NASCAR acquired International Speedway Corporation (ISC) in 2019, merging its operations into one, new company moving forward. The merger represents an important step forward for NASCAR as the sport creates a unified vision to embrace its long history of exciting, family-oriented racing experiences while developing strategic growth initiatives that will drive the passion of core fans and attract the next generation of race fans. CDW has been instrumental in bringing the two technology environments together to enable collaboration and efficiency as one organization. Starting with a comprehensive analysis of all of NASCAR’s vendors, CDW created a uniform data platform for the data center environment across the NASCAR-ISC organization. The IT partner has also successfully merged the two native infrastructure systems together, while analyzing, consulting and providing an opportunity to merge Microsoft software licenses as well. 

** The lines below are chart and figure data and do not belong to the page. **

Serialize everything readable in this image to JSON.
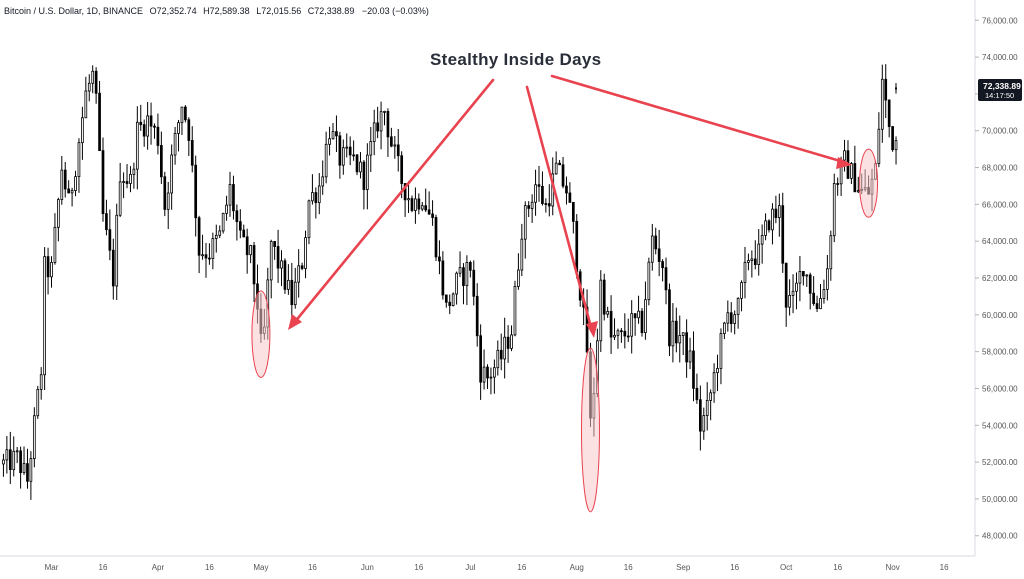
{
  "header": {
    "symbol": "Bitcoin / U.S. Dollar, 1D, BINANCE",
    "open_label": "O",
    "open": "72,352.74",
    "high_label": "H",
    "high": "72,589.38",
    "low_label": "L",
    "low": "72,015.56",
    "close_label": "C",
    "close": "72,338.89",
    "change": "−20.03 (−0.03%)"
  },
  "annotation_title": "Stealthy Inside Days",
  "last_price_tag": {
    "price": "72,338.89",
    "countdown": "14:17:50"
  },
  "colors": {
    "candle": "#000000",
    "annotation": "#e8434f",
    "highlight_fill": "#f8c8c8",
    "price_tag_bg": "#131722"
  },
  "chart_data": {
    "type": "candlestick",
    "title": "Stealthy Inside Days",
    "symbol": "Bitcoin / U.S. Dollar",
    "timeframe": "1D",
    "exchange": "BINANCE",
    "xlim": [
      "2024-02-15",
      "2024-11-25"
    ],
    "ylim": [
      46900,
      77100
    ],
    "y_tick_labels": [
      "76,000.00",
      "74,000.00",
      "72,000.00",
      "70,000.00",
      "68,000.00",
      "66,000.00",
      "64,000.00",
      "62,000.00",
      "60,000.00",
      "58,000.00",
      "56,000.00",
      "54,000.00",
      "52,000.00",
      "50,000.00",
      "48,000.00"
    ],
    "x_tick_labels": [
      "Mar",
      "16",
      "Apr",
      "16",
      "May",
      "16",
      "Jun",
      "16",
      "Jul",
      "16",
      "Aug",
      "16",
      "Sep",
      "16",
      "Oct",
      "16",
      "Nov",
      "16"
    ],
    "close_path": [
      [
        "2024-02-16",
        51900
      ],
      [
        "2024-02-20",
        52200
      ],
      [
        "2024-02-23",
        51000
      ],
      [
        "2024-02-27",
        57000
      ],
      [
        "2024-02-28",
        62500
      ],
      [
        "2024-03-01",
        62400
      ],
      [
        "2024-03-04",
        68000
      ],
      [
        "2024-03-06",
        66000
      ],
      [
        "2024-03-08",
        68200
      ],
      [
        "2024-03-11",
        72000
      ],
      [
        "2024-03-13",
        73000
      ],
      [
        "2024-03-14",
        71400
      ],
      [
        "2024-03-16",
        65300
      ],
      [
        "2024-03-19",
        62000
      ],
      [
        "2024-03-21",
        67800
      ],
      [
        "2024-03-24",
        67200
      ],
      [
        "2024-03-26",
        70000
      ],
      [
        "2024-03-29",
        70600
      ],
      [
        "2024-04-01",
        69600
      ],
      [
        "2024-04-03",
        65900
      ],
      [
        "2024-04-05",
        68400
      ],
      [
        "2024-04-08",
        71500
      ],
      [
        "2024-04-10",
        70000
      ],
      [
        "2024-04-13",
        63500
      ],
      [
        "2024-04-16",
        63400
      ],
      [
        "2024-04-19",
        64300
      ],
      [
        "2024-04-22",
        66800
      ],
      [
        "2024-04-25",
        64000
      ],
      [
        "2024-04-28",
        63100
      ],
      [
        "2024-04-30",
        60600
      ],
      [
        "2024-05-01",
        58300
      ],
      [
        "2024-05-02",
        59100
      ],
      [
        "2024-05-04",
        63900
      ],
      [
        "2024-05-07",
        62300
      ],
      [
        "2024-05-10",
        60800
      ],
      [
        "2024-05-13",
        62900
      ],
      [
        "2024-05-15",
        66200
      ],
      [
        "2024-05-18",
        67000
      ],
      [
        "2024-05-21",
        70100
      ],
      [
        "2024-05-24",
        68500
      ],
      [
        "2024-05-28",
        68400
      ],
      [
        "2024-05-31",
        67500
      ],
      [
        "2024-06-04",
        70500
      ],
      [
        "2024-06-06",
        71100
      ],
      [
        "2024-06-08",
        69300
      ],
      [
        "2024-06-11",
        67300
      ],
      [
        "2024-06-14",
        66000
      ],
      [
        "2024-06-17",
        66500
      ],
      [
        "2024-06-20",
        65000
      ],
      [
        "2024-06-24",
        60300
      ],
      [
        "2024-06-27",
        61700
      ],
      [
        "2024-07-01",
        62700
      ],
      [
        "2024-07-04",
        57000
      ],
      [
        "2024-07-06",
        56600
      ],
      [
        "2024-07-10",
        57700
      ],
      [
        "2024-07-13",
        59200
      ],
      [
        "2024-07-16",
        64800
      ],
      [
        "2024-07-20",
        67100
      ],
      [
        "2024-07-23",
        65900
      ],
      [
        "2024-07-26",
        67900
      ],
      [
        "2024-07-29",
        66800
      ],
      [
        "2024-07-31",
        64600
      ],
      [
        "2024-08-02",
        61400
      ],
      [
        "2024-08-04",
        58100
      ],
      [
        "2024-08-05",
        54000
      ],
      [
        "2024-08-06",
        56000
      ],
      [
        "2024-08-08",
        61700
      ],
      [
        "2024-08-11",
        58700
      ],
      [
        "2024-08-14",
        58700
      ],
      [
        "2024-08-17",
        59500
      ],
      [
        "2024-08-20",
        59500
      ],
      [
        "2024-08-23",
        64100
      ],
      [
        "2024-08-26",
        62800
      ],
      [
        "2024-08-28",
        59000
      ],
      [
        "2024-08-31",
        58900
      ],
      [
        "2024-09-03",
        57500
      ],
      [
        "2024-09-06",
        53900
      ],
      [
        "2024-09-08",
        54800
      ],
      [
        "2024-09-11",
        57600
      ],
      [
        "2024-09-14",
        60000
      ],
      [
        "2024-09-17",
        60300
      ],
      [
        "2024-09-20",
        63200
      ],
      [
        "2024-09-23",
        63300
      ],
      [
        "2024-09-26",
        65200
      ],
      [
        "2024-09-29",
        65600
      ],
      [
        "2024-10-01",
        60800
      ],
      [
        "2024-10-03",
        60700
      ],
      [
        "2024-10-06",
        62800
      ],
      [
        "2024-10-10",
        60300
      ],
      [
        "2024-10-13",
        62500
      ],
      [
        "2024-10-15",
        67000
      ],
      [
        "2024-10-18",
        68300
      ],
      [
        "2024-10-21",
        67300
      ],
      [
        "2024-10-23",
        66700
      ],
      [
        "2024-10-25",
        66600
      ],
      [
        "2024-10-27",
        67900
      ],
      [
        "2024-10-29",
        72700
      ],
      [
        "2024-10-31",
        70200
      ],
      [
        "2024-11-01",
        69500
      ]
    ],
    "highlighted_inside_days": [
      {
        "date": "2024-05-01",
        "low": 56600,
        "high": 61300
      },
      {
        "date": "2024-08-05",
        "low": 49300,
        "high": 58200
      },
      {
        "date": "2024-10-25",
        "low": 65300,
        "high": 69000
      }
    ],
    "last_close": 72338.89,
    "grid": false
  }
}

2020 turned into a tactical year for both organizations with the onset of the pandemic and CDW has had to react quickly to the changing scenario. Most of the initial change included building efficiencies around logistics, like equipment needing to be delivered into the hands of end users who switched to a virtual working environment almost overnight. CDW’s distribution team worked tirelessly to ensure that all customers could still access the products that they were purchasing and needed for their organizations throughout the COVID timeframe. Okerberg adds that today, CDW continues to optimize their offering by hyper-localizing resources as well as providing need-based support based on the size and complexity of their accounts. Although CDW still operates remotely, the company commits to adapting to the changing needs of their clients, NASCAR in particular. Apart from the challenges that COVID-19 brought to the organization, another task that CDW had been handed was to identify gaps and duplicates in vendor agreements that the two former single-entity organizations had in place and align them based on services offered. CDW further helps identify and provide the best solution from a consolidation standpoint of both hardware and software clients so that the new merged organization is equipped with the best of what the industry has to offer.